Bahá’í adherents around the world celebrate new year

Hebrew U conference in honor of 'Naw Rúz' begins Tuesday; 600 Baha'is march around Shrine of the Bab in Haifa.

temple bahai Haifa (photo credit: Courtesy)
temple bahai Haifa
(photo credit: Courtesy)
Members of the Bahá’í community marked their new year on Monday with ceremonies and celebrations around the world. An estimated five million adherents celebrated the “Naw Rúz,” which is Persian for “new day,” following a period of 19 days of fasting from sunrise to sunset, ending on the vernal equinox.
Jalal Hatami, deputy secretary- general of the Bahá’í International Community, noted ahead of the holy day that each Bahá’í community’s celebration reflected the unique character of the local culture, which adheres to the Bahá’í principle of unity through the beauty of variety.
There is no Israeli Bahá’í community, although the faith’s spiritual and administrative centers are located in the northern cities of Haifa and Acre, respectively. Some 600 Bahá’ís who are here, most of them volunteers at these centers, conducted a prayer session and short march around the Shrine of the Bab in Haifa.
The Bahá’í faith is a monotheistic religion founded in 1844, when a man in Persia declared himself the Bab (gate or portal) and took upon himself to prepare humanity for the imminent arrival of a religious leader, whose appearance would bring peace and prosperity.

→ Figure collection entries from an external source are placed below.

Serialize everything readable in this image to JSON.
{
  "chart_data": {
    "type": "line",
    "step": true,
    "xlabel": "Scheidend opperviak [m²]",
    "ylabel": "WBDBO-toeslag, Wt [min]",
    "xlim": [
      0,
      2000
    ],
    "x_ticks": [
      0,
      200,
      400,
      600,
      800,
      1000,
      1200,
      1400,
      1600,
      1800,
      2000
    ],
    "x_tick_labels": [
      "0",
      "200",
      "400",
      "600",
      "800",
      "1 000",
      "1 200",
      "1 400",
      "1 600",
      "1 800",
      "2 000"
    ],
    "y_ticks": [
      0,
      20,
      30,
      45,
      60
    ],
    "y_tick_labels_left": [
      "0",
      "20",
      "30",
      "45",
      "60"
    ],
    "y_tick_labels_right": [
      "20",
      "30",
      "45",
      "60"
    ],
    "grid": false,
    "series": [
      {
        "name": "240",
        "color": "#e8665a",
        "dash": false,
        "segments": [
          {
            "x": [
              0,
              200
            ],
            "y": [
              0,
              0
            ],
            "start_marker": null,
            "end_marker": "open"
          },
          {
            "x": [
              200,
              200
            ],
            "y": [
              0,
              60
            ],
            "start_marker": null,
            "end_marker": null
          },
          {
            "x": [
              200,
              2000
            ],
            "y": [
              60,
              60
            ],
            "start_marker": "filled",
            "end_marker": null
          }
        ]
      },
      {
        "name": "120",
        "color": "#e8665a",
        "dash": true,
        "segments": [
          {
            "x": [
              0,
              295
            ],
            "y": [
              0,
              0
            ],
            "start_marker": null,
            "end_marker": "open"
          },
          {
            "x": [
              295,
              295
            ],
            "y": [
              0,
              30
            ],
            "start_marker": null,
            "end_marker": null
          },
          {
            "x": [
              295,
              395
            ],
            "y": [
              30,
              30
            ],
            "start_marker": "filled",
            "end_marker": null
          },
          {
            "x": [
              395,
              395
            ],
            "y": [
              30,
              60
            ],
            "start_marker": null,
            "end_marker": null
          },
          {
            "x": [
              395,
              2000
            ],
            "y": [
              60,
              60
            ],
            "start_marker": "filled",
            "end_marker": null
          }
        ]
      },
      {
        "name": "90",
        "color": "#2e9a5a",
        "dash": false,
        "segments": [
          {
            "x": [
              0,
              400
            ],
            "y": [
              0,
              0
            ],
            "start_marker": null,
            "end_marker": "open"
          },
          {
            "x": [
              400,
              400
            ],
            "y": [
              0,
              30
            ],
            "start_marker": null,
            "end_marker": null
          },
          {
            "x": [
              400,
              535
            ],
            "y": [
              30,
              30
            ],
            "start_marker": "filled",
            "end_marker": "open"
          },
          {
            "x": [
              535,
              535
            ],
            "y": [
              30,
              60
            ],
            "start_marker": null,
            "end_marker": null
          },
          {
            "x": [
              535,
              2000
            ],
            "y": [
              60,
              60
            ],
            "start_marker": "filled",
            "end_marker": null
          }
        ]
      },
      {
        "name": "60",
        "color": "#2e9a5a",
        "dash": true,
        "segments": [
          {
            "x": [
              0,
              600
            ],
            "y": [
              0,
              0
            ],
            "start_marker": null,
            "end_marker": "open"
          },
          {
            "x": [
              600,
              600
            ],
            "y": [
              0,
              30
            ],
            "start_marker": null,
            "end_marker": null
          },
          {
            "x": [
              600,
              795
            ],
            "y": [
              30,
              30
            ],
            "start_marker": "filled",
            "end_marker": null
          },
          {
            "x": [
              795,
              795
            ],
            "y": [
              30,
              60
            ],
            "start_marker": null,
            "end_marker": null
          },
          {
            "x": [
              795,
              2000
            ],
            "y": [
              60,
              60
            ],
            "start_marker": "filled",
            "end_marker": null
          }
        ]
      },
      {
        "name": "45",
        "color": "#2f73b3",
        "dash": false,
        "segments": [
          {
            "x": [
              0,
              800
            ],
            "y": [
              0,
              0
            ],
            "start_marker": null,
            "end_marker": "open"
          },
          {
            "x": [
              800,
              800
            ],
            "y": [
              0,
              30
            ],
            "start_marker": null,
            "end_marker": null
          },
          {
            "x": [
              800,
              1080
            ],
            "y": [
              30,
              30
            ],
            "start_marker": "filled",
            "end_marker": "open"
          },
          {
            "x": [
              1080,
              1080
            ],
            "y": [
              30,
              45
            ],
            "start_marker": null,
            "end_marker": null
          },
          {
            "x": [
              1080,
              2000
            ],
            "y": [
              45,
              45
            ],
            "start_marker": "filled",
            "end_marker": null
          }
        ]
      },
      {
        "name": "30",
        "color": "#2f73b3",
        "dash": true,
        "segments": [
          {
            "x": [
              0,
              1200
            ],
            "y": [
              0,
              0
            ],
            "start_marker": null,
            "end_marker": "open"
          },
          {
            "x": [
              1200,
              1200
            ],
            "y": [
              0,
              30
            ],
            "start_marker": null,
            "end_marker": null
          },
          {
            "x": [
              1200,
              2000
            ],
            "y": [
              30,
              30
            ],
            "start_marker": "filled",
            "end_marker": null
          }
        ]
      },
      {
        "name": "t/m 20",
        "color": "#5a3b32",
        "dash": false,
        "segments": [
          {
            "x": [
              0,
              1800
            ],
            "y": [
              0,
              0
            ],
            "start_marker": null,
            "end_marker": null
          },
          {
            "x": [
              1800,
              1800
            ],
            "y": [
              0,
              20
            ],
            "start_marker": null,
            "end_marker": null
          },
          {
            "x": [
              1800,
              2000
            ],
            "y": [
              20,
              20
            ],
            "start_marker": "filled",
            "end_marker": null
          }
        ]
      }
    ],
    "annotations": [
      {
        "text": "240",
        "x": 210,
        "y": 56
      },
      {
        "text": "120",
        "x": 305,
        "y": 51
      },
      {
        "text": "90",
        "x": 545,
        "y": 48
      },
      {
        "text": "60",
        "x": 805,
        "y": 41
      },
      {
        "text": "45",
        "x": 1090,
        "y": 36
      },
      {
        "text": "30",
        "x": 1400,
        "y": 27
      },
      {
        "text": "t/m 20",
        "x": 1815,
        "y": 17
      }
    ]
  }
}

In 1863, the Baha’u’llah declared himself to be that leader, and began spreading the message that humanity was a single race that should be unified. As a result, the Baha’u’llah and his family were in 1868 banished from their native Persia to the Turkish penal colony of Acre, where the Baha’u’llah died. He is buried just north of Acre, making the city the faith’s holiest site.
The Bab was reinterred on Haifa’s Mount Carmel, where magnificent gardens beautify the Shrine of the Bab, the religion’s second holiest site, in a picture of harmony that is one of the creed’s underlying principles.
The Bahá’í have no clergy and elect their managerial echelon in democratic votes.
The largest Bahá’í population today can be found in India.
In honor of the new year, the Hebrew University of Jerusalem will hold on Tuesday and Wednesday an international conference on “Modern Religions and Religious Movements in Judaism, Christianity, Islam and the Babi-Bahá’í Faiths.”
“The circle of Bahá’í believers is expanding every year – especially in the Western world,” Prof. Moshe Sharon, the conference organizer and head of Bahá’í Studies at Hebrew University, said ahead of the conference.
“The number of Bahá’í believers has been increasing by about four percent a year, and in recent years there has been an increased penetration into new areas in eastern Europe.”
Receptions in honor of the Naw Rúz will be held later in the week in Jerusalem and Acre.